La masacre en París perpetrada por terroristas del DAESH nos ha sacudido por su brutalidad y crudeza. Ese mismo día más de 40 personas morían también en otro atentado en Siria y cientos de miles todos los años en Iraq, Libia, Siria y Turquía.
El DAESH, el Estado Islámico, los yihaddistas, han señalado como sus enemigos a musulmanes, minorías étnicas y occidentales que no compartan su visión de la religión: son fanáticos y no hay nada más peligroso que un fanático religioso.
Durante estos días nos han dicho que los atentados no tienen nada que ver con las religiones. Que es un conflicto entre el “bien y el mal” (que dicho sea de paso es el subterfugio de toda confesión, dividir el mundo en buenos – los creyentes en Allah, Yavhé o Jesucristo – y malos, es decir, todos los demás) o de civilizaciones. Se equivocan: estamos ante un problema de religión, pero de religión fanatizada. La inmensa mayoría de los creyentes – en cualquiera de las múltiples confesiones que existen en nuestro planeta – viven en paz, pero una minoría evoca el nombre de su Dios para exterminar a quienes no compartan su visión del mundo. Este fanatismo no es privativo de la ideas religiosas, las ideas políticas también han generado sus monstruos.
Claro que hay que distinguir entre ideología, religión o cultura y las manifestaciones extremas e intolerantes que puedan darse por una interpretación fanática de esa ideología, religión y cultura. Pero, precisamente, para impedir que la visión más violenta de una religión (o de una idea cualquiera, repito) se haga carne debemos insistir en la receta que la Ilustración y las revoluciones del siglo XIX nos aportaron: una sociedad laica, plural, tolerante, diversa, que consagra los valores de los derechos humanos y la triple divisa de la Igualdad, la Libertad y la Fraternidad nacida en los salones de la masonería parisina. Un Estado donde no se persigue a nadie por profesar la fe en ninguna deidad (como en Europa hicimos durante siglos, encendiendo las hogueras en nuestras plazas) pero donde ninguna persona puede imponer a otra su particular creencia.
Somos hijos de la Ilustración y la Revolución. Frente al extremismo islámico los extremistas cristianos evocan una Europa “cristiana” que, según ellos, permitió construir las instituciones democráticas actuales. ¡Cuando el Vaticano hasta bien entrado el siglo XX seguía condenando el laicismo, el liberalismo, el socialismo, la libertad de expresión y de confesiones! ¡No! Nuestras raíces culturales, los valores democráticos que hoy defendemos se encuentran en Voltaire, en Diderot, en Holbach, en Helvetius... Autores, todos ellos, condenados en su momento por las Iglesias.

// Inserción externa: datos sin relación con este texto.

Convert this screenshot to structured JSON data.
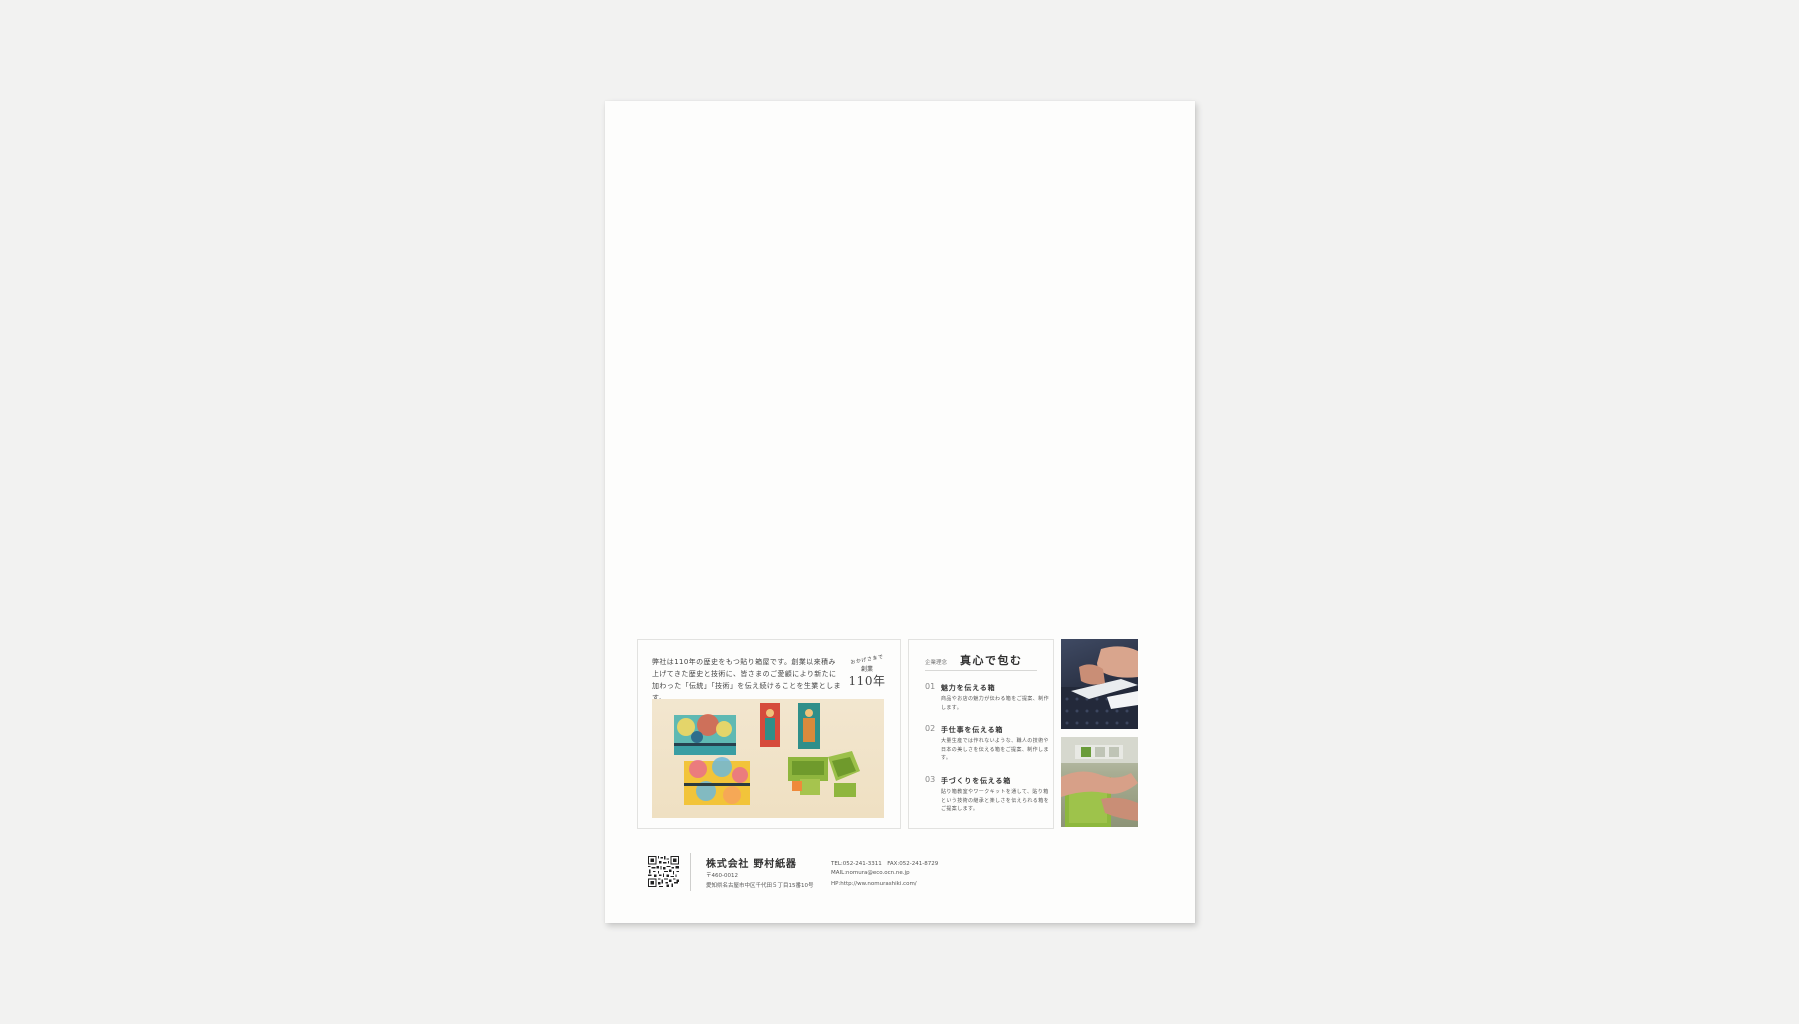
{
  "brochure": {
    "intro_text": "弊社は110年の歴史をもつ貼り箱屋です。創業以来積み上げてきた歴史と技術に、皆さまのご愛顧により新たに加わった「伝統」「技術」を伝え続けることを生業とします。",
    "anniversary": {
      "thanks": "おかげさまで",
      "label": "創業",
      "years": "110年"
    },
    "concept": {
      "label": "企業理念",
      "title": "真心で包む",
      "points": [
        {
          "number": "01",
          "title": "魅力を伝える箱",
          "description": "商品やお店の魅力が伝わる箱をご提案、制作します。"
        },
        {
          "number": "02",
          "title": "手仕事を伝える箱",
          "description": "大量生産では作れないような、職人の技術や日本の美しさを伝える箱をご提案、制作します。"
        },
        {
          "number": "03",
          "title": "手づくりを伝える箱",
          "description": "貼り箱教室やワークキットを通して、貼り箱という技術の継承と楽しさを伝えられる箱をご提案します。"
        }
      ]
    },
    "company": {
      "name": "株式会社 野村紙器",
      "postal": "〒460-0012",
      "address": "愛知県名古屋市中区千代田５丁目15番10号",
      "tel_fax": "TEL:052-241-3311　FAX:052-241-8729",
      "mail": "MAIL:nomura@eco.ocn.ne.jp",
      "hp": "HP:http://ww.nomurashiki.com/"
    },
    "colors": {
      "background": "#f2f2f1",
      "paper": "#fdfdfc",
      "text": "#333333"
    }
  }
}
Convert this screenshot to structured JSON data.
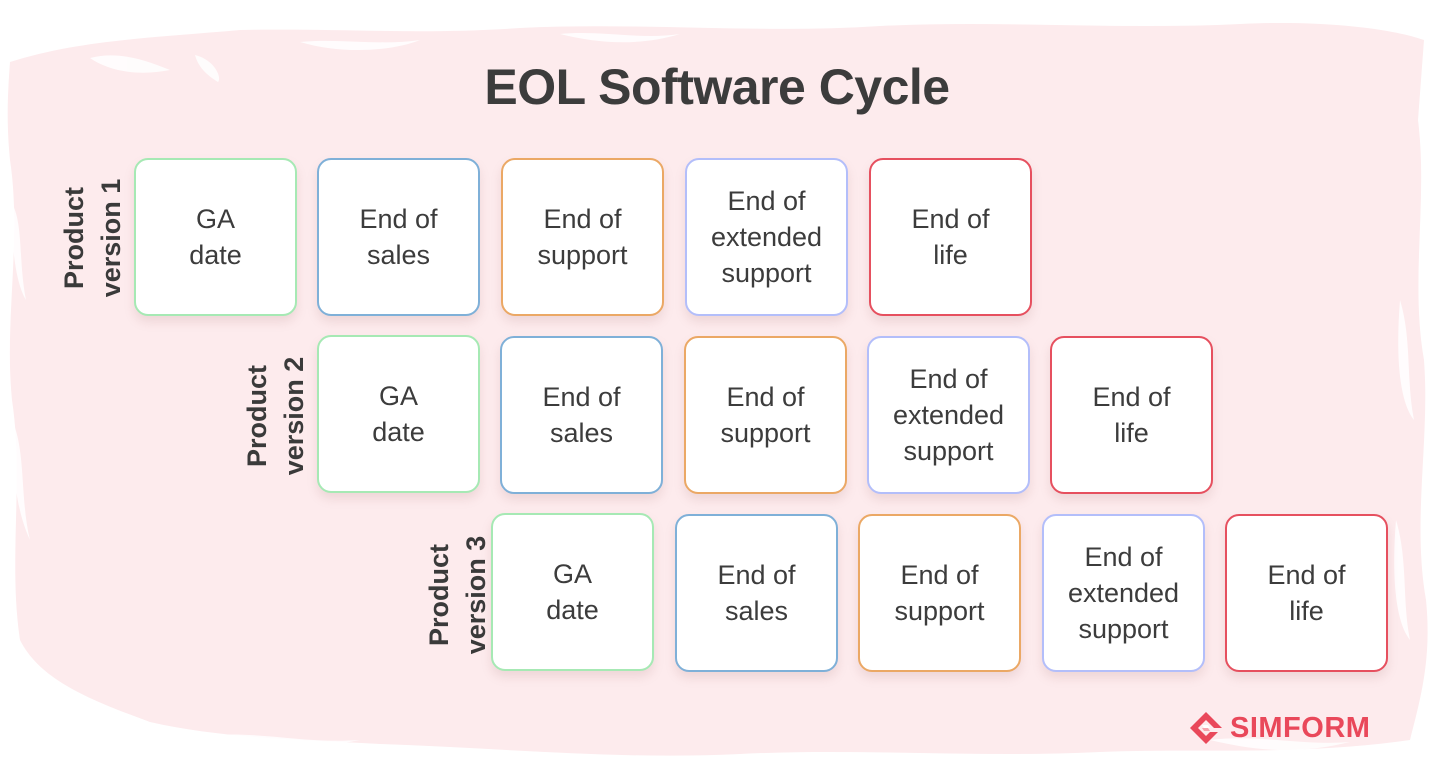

También el Islam conoció su periodo ilustrado y durante años distintas revoluciones fueron conformando estados laicos. En Iraq, Egipto, Siria, Libia, florecían comunidades de intelectuales y librepensadores. En Palestina Yasser Arafat celebraba todos los años la Navidad en Belén mientras en Israel proliferaban los partidos religiosos de judíos fundamentalistas. En Afganistán las mujeres trabajaban, iban a las universidades y el burka estaba prohibido. Pero entonces llegaron los talibanes, y luego Al Qaeda y ahora el DAEB, todos ellos entrenados y armados por occidente. Porque, debemos decirlo alto y claro, nuestros gobiernos tienen buena parte de responsabilidad en el surgimiento de estos grupos de fanáticos.
Hace unas semanas Tony Blair pedía perdón por la guerra de Iraq y decía que ignoraba que con esa acción se iba a poner en marcha una maquinaría infernal que terminaría por golpear en el propio corazón de Europa. El último golpe lo hemos vivido hace unos días en París, capital de la luz, ciudad de la Ilustración... Una de las calles regadas en sangre se llama, precisamente, rue Voltaire.
Es un problema de fanatismo. De fanatismo islámico, católico, judío. Y esos fanáticos atentan contra todo ser humano – incluido miles de musulmanes, cristianos y judíos – que viven en paz y armonía con sus ideas y creencias. Y es un problema de fanatismo económico: la depredación capitalista nos ha llevado a armar a nuestros propios verdugos y ahogar en sangre las sociedades laicas musulmanas.